I had an interesting conversation with a friend yesterday about the simplicity and ordinariness of life. We were discussing how the perception of ‘exciting’ lives on social media can leave one feeling that all of life is supposed to be a party and that something is missing if you are experiencing something that you wouldn’t be posting about on Instagram or Facebook. He stated that he believed that one reason people might be reluctant to go out is that they might think that either their experience won’t live up to their expectations or they won’t be able to show themselves as ‘happy’ as they like to appear in social media postings, so they’d rather hibernate than go in public and be real with a fuller and more authentic range of emotions.
I was reminded of John Lennon’s statement that ‘life is what happens when you’re making plans’ and thought about how there is no aspect of your experience that isn’t your life. The previous weekend I had towel washed and mopped my floors – a deeper clean than I’d done in a while – and I enjoyed it. While washing dishes is not my favourite thing to do, I can enjoy the process of doing them. There are no ‘in between’ times – while we are alive, we are living our lives. Expectations of what we should be doing and how things should be are a sure-fire way to limit one’s actual enjoyment and experience.
Some of this came up in conversation the other day when I met with a friend of a friend who is familiar with my postings on my public Facebook pages, and she said that she had to admit she was a bit jealous of my lifestyle, to which I replied, “I sometimes wish I were living that kind of life too!” – meaning that it’s not always what it appears. Yes, I travel a decent amount, although I actually like traveling more than that (I can be satisfied and grateful with what is AND also wish for more), and the highlights that are posted about aren’t the full movie: there are quiet times, there are questions, there are issues to be dealt with… yes, I am well trained at navigating and resolving these, and nevertheless challenges still exist. That’s the nature of reality. Unfortunately, we are brought up with ‘happily ever after’ fairy tales that make us think that once we get to a certain point, ‘problems’ disappear.
In fact, ‘problems’ disappear when you stop seeing circumstances as a problem but simply as a situation on your journey and asking yourself how you can navigate these in a well way (and listening for the answer…).
Similarly, Feng Shui doesn’t eliminate all ‘problems’. It doesn’t make everything ‘perfect’. It does bring more alignment to where it was lacking so that things can start to go more smoothly – sometimes far more smoothly than we ever imagined. But our perceptions can certainly get in the way, and the invitation is always present, as we make changes to our outer world with a specific intention, to revisit limiting beliefs and to practice a new way of being. And it is not a ‘one time’ thing – it is a continual evolutionary process to engaging with your environment and your life.

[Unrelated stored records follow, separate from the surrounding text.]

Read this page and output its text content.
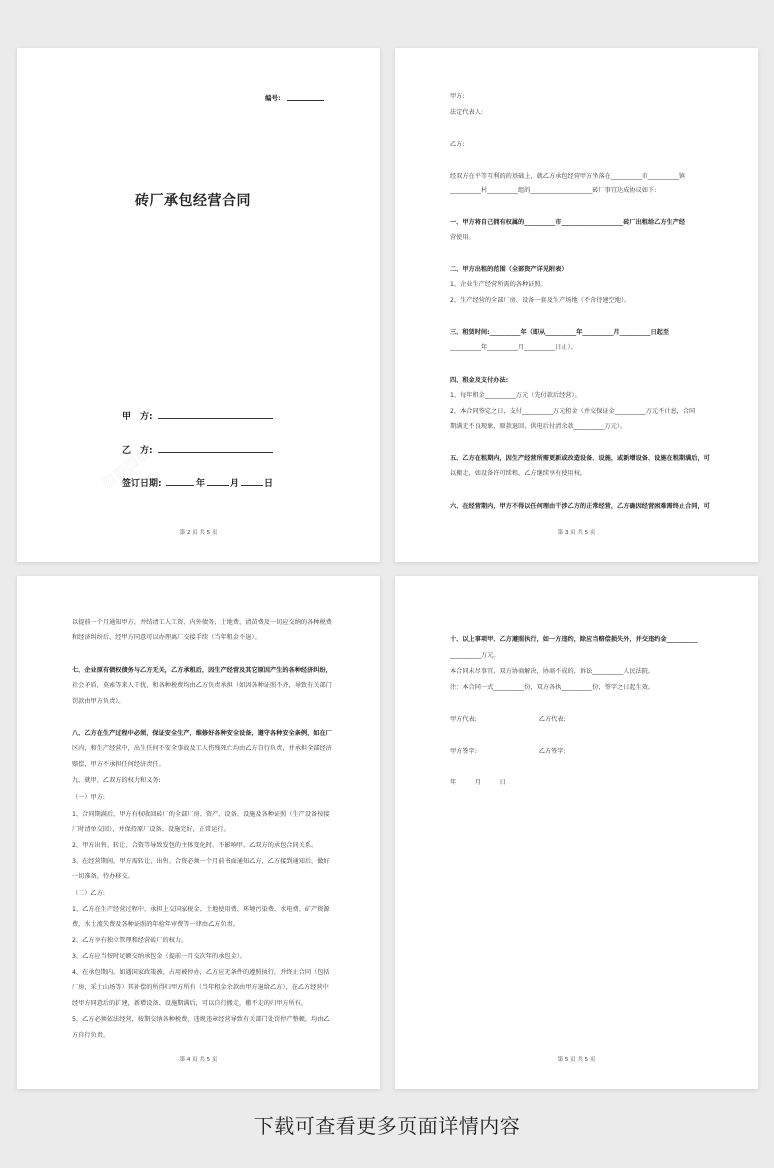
编号:
砖厂承包经营合同
甲　方:
乙　方:
签订日期:	年	月	日
第 2 页 共 5 页
甲方:
法定代表人:
乙方:
经双方在平等互利的的基础上，就乙方承包经营甲方坐落在__________市__________镇
__________村__________组的____________________砖厂事宜达成协议如下:
一、甲方将自己拥有权属的__________市____________________砖厂出租给乙方生产经
营使用。
二、甲方出租的范围（全部资产详见附表）
1、企业生产经营所需的各种证照。
2、生产经营的全部厂房、设备一套及生产场地（不含待建空地）。
三、租赁时间:__________年（即从__________年__________月__________日起至
__________年__________月__________日止）。
四、租金及支付办法:
1、每年租金__________万元（先付款后经营）。
2、本合同签定之日，支付__________万元租金（并交保证金__________万元不计息，合同
期满无不良现象，原款退回，供电后付清余款__________万元）。
五、乙方在租期内，因生产经营所需更新或改造设备、设施，或新增设备、设施在租期满后，可
以搬走，如设备许可续租，乙方继续享有使用权。
六、在经营期内，甲方不得以任何理由干涉乙方的正常经营，乙方确因经营困难需终止合同，可
第 3 页 共 5 页
以提前一个月通知甲方，并结清工人工资、内外债务、土地费、清苗费及一切应交纳的各种税费
和经济纠纷后，经甲方同意可以办理离厂交接手续（当年租金不退）。
七、企业原有债权债务与乙方无关，乙方承租后，因生产经营及其它原因产生的各种经济纠纷，
社会矛盾，莫索等来人干扰，和各种税费均由乙方负责承担（如因各种证照不齐，导致有关部门
罚款由甲方负责）。
八、乙方在生产过程中必须，保证安全生产，维修好各种安全设备，遵守各种安全条例，如在厂
区内，和生产经营中，出生任何不安全事故及工人伤残死亡均由乙方自行负责，并承担全部经济
赔偿，甲方不承担任何经济责任。
九、就甲、乙双方的权力和义务:
（一）甲方:
1、合同期满后，甲方有权收回砖厂的全部厂房、资产、设备、设施及各种证照（生产设备按接
厂时清单交回），并保持原厂设备、设施完好，正常运行。
2、甲方出售、转让、合资等导致发包的主体变化时，不影响甲、乙双方的承包合同关系。
3、在经营期间，甲方需转让、出售、合资必须一个月前书面通知乙方，乙方接到通知后，做好
一切准备，待办移交。
（二）乙方:
1、乙方在生产经营过程中，承担上交国家税金、土地使用费、环境污染费、水电费、矿产资源
费，水土流失费及各种证照的年检年审费等一律由乙方负责。
2、乙方享有独立管理和经营砖厂的权力。
3、乙方应当按时足额交纳承包金（提前一月交次年的承包金）。
4、在承包期内，如遇国家政策被、占用被停办，乙方应无条件的遵照执行，并终止合同（包括
厂房，采土山场等）其补偿的所得归甲方所有（当年租金余款由甲方退给乙方），在乙方经营中
经甲方同意后的扩建，新增设备、设施期满后，可以自行搬走，搬不走的归甲方所有。
5、乙方必须依法经营，按期交纳各种税费，违规违章经营导致有关部门处罚停产整顿，均由乙
方自行负责。
第 4 页 共 5 页
十、以上事项甲、乙方遵照执行，如一方违约，除应当赔偿损失外，并交违约金__________
__________万元。
本合同未尽事宜，双方协商解决，协商不成的，诉讼__________人民法院。
注：本合同一式__________份，双方各执__________份，签字之日起生效。
甲方代表:　　　　　　　　　　乙方代表:
甲方签字:　　　　　　　　　　乙方签字:
年　　　月　　　日
第 5 页 共 5 页
下载可查看更多页面详情内容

Despite the public perception of Feng Shui as a ‘quick fix’, I see it as a much deeper practice of ongoing integration. Yes, you can get fast results for sure – but that doesn’t mean that everything is fast or that if things take time supportive changes aren’t happening. Needing to know how/when/why things are happening is a great way to get in your own way. Letting go of the need to known and simply staying attuned to what is happening without needing to understand can open up possibilities beyond expectation.
The art pictured here by the Imaginary Foundation captures one key aspect of the issue: the mystery – the unknown – occurs where ‘something’ and ‘nothing’ meet (or is perhaps a transcendent state off the something/nothing dichotomy). Those who think that nothing is happening in their lives are lacking a connection to the mystery of existence and the very fact that they are alive; those who are always engaged in ‘something’ might not have time or mindset to recognize the mystery that is ever-present. That mystery can be tapped into while doing ‘nothing’ like washing the dishes (it’s actually still something) or while doing ‘something’ that you enjoy – and there’s no guarantee in either state that you can embrace it. But it is there and it is possible. Not judging or avoiding anything in your experience is a great first step towards embracing the mystery.
To cultivate the mystery at home, cultivate ambiguity with creativity by displaying abstract art and asymmetrical arrangements, and stimulate the senses with inspiring displays, art, aromas, and sounds – these serve to welcome the mystery of existence into each moment.
May you embrace your entire life and its fullness of expression in every moment!